I joined the dots that Ebenezer had sketched out for me, and asked the question he wanted me to ask. “So how did he send a tweet at 2pm? Someone must have hacked into his account, right?”

Ebenezer gave me a wry smile, as if to say, now who’s bullshitting. Why on earth would someone spend so much effort hacking into a twitter account, just to post something asinine about the election.

“No one hacked the account” he said, as if in conclusion.

I put my hands over my face and forced a muffled scream through them. “You cannot seriously be thinking what I think your thinking.”

He flipped open the laptop, and woke the screen from sleep. Dave’s tweets flickered back onto the screen. His nose picking finger pressed up against the LCD. “Look at the time stamp of the last tweet.”

I read off the screen. “2:05pm. Yes, I know, after Dave died, so you say.”

“Yes. After Dave died. But before our new Prime Minister announced his coalition. He didn’t make the announcement until at least a quarter to three. I know because I tweeted it when it happened, and Dave had already beaten us to it. I remember thinking it was odd because he never had any inside information before.”

I was speechless. Irritated at Ebenezer behaving like a hypocrite, annoyed that he was wishing ghosts into twitter.

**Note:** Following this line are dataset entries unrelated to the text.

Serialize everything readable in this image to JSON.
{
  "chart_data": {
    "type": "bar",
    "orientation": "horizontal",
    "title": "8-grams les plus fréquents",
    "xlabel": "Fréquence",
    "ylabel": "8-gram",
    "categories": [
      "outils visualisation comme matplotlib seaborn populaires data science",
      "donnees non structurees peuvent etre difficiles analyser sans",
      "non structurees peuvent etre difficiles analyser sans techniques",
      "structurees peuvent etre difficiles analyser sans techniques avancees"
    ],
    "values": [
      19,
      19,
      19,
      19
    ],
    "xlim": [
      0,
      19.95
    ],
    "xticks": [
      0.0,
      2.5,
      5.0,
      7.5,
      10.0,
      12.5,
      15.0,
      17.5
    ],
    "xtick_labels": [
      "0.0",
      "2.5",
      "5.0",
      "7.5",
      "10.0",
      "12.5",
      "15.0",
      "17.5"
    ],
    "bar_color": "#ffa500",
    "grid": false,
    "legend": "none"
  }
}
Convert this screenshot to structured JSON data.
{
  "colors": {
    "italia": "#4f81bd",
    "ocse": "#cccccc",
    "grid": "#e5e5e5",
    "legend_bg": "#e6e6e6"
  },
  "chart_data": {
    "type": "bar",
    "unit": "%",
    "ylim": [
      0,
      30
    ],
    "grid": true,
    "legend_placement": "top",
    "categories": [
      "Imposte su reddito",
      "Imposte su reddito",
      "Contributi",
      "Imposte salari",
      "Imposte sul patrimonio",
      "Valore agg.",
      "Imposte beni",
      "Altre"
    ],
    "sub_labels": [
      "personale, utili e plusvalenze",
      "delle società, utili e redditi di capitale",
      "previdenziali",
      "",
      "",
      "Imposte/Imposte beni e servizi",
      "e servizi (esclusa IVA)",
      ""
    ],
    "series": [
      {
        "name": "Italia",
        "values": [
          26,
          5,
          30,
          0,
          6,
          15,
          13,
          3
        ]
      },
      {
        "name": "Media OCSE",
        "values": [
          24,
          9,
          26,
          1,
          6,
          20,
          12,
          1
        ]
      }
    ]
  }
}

“So that’s the gist of my obituary,” he said. “A guy obsessed with politics right up until the grave… and beyond!” He made a butterfly with his hands and fluttered it towards my face. I pushed him away.

“Seriously man, that’s really cruel. He had a wife, didn’t he?”

“Divorced.”

“Yeah, but still. Thousands of people read your blog every day. Its a really shitty thing to do.”

The mention of his blog statistics seemed to rip Ebenezer back into reality. He sheepishly slumped forward on his bulky frame, losing a couple of inches of height.

Just then, the waitress returned with my coffee. I thanked her, and she smiled. I didn’t smile back, and Ebenezer was much less interested in the knot in her tie than he had been before. She shuffled off.

The chime of a birdsong broke the silence. I was glad of new messages, so I leant forward and picked up my iPhone, to see what was new. It was a slight surprise to see that my screen was blank. The noise had not come from my phone.

Ebenezer nodded towards the floor. A little brown bird was hopping over the discarded free-sheet, twittering away.

I avoided Ebenezer’s gaze and reached for my coffee, and we sat drinking in silence, waiting for something new to happen.